Contrôle technique : quels équipements pour répondre aux nouvelles exigences réglementaires ?

Plus de 26 millions de contrôles techniques sont réalisés chaque année en France, dans quelque 6 790 centres agréés, pour un marché qui dépasse les 2,3 milliards d’euros. Derrière ces chiffres, une réalité concrète : les centres sont soumis à des évolutions réglementaires qui obligent à revoir, compléter ou renouveler leur parc de matériel. L’équipement d’un centre n’est plus seulement une question technique, c’est un enjeu de conformité et de rentabilité.

Des règles qui évoluent, des équipements à mettre à niveau

Depuis le 15 avril 2024, de nouveaux points de contrôle ont progressivement été intégrés au passage obligatoire, avec un calendrier déployé selon l’année d’immatriculation des véhicules. À partir de 2025, les exigences antipollution ont encore été renforcées : les centres doivent désormais mesurer non seulement les gaz classiques, mais aussi les particules fines et les oxydes d’azote (NOx). Les systèmes d’aide à la conduite (ADAS), comme le freinage d’urgence automatique ou le régulateur adaptatif, font également partie des nouveaux points obligatoires.

Pour les professionnels chargés de la vente d’équipements de contrôle technique, cette pression réglementaire a généré une forte demande de mise à niveau. À cela s’ajoute l’entrée en vigueur en 2025 du contrôle technique obligatoire pour les deux-roues motorisés, une obligation longtemps repoussée qui crée un besoin en matériel spécifique. Le secteur est donc en plein renouvellement, que ce soit pour les centres existants ou pour ceux qui ouvrent.

Panorama des équipements indispensables

Un centre de contrôle technique VL doit couvrir plusieurs familles de matériel. La mesure des émissions repose sur des analyseurs de gaz (essence, GPL) et des opacimètres (diesel), souvent combinés sur une même plateforme. Le contrôle des liaisons au sol mobilise des bancs de freinage à rouleaux, des bancs de suspension et des plaques de ripage. La vérification de l’éclairage passe par un réglophare, mécanique ou automatisé. Le levage, enfin, implique ponts élévateurs et fosses adaptées.

Une contrainte non négociable : tout le matériel utilisé lors d’un contrôle officiel doit être homologué, notamment par l’UTAC (Union Technique de l’Automobile, du Motocycle et du Cycle). Des normes précises, comme la NFR 10-025/2016 pour les analyseurs de gaz, encadrent les performances minimales exigées. Utiliser du matériel non conforme expose le centre à des sanctions et à la perte de son agrément.

La tendance va vers des solutions intégrées, regroupant sur une même interface le contrôle des freins, des émissions et de l’éclairage. Ce type de plateforme multifonction réduit les coûts d’achat, limite l’encombrement et accélère les passages. La numérisation accompagne cette évolution : connectivité sans fil, écrans tactiles, logiciels de guidage et rapports dématérialisés sont devenus courants dans les installations récentes.

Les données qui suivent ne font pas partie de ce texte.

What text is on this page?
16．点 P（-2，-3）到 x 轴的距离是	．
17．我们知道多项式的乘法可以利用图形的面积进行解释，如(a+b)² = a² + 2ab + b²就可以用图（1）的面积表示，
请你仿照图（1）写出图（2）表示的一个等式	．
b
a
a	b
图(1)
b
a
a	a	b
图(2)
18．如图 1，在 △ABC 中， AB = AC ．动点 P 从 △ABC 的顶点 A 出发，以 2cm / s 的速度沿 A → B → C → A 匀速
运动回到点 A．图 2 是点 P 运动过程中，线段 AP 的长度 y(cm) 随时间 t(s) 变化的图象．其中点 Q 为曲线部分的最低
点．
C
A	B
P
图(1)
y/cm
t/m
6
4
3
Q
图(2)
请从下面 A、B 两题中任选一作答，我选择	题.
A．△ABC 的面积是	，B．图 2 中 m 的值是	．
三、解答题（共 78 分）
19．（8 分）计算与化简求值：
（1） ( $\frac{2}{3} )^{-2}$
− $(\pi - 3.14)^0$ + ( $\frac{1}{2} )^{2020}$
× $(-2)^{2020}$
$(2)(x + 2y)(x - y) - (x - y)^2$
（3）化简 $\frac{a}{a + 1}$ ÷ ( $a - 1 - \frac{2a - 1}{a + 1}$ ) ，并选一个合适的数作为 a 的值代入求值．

Choisir un fournisseur capable d’accompagner sur la durée

Face à la complexité technique et aux contraintes d’homologation, les exploitants de centres recherchent de plus en plus des fournisseurs capables d’aller au-delà de la simple livraison. La conception de la ligne, l’installation, la mise en service et la formation des techniciens sont des critères qui pèsent autant que le prix du matériel. Un équipement mal installé ou non conforme peut bloquer l’ouverture d’un centre ou déclencher une non-conformité lors d’une inspection.

Les Établissements Théotime illustrent ce positionnement : spécialisés dans l’équipement des centres CT et des garages professionnels, ils proposent une offre allant de la conception à l’exploitation, avec des références documentées comme l’équipement complet d’un centre à Aubergenville (Yvelines), deux lignes de contrôle VL mises en place clé en main.

Dans un secteur structurellement solide, porté par un parc automobile vieillissant et des obligations légales renouvelées tous les deux ans, investir dans un équipement fiable et homologué reste la condition première pour exploiter un centre dans la durée.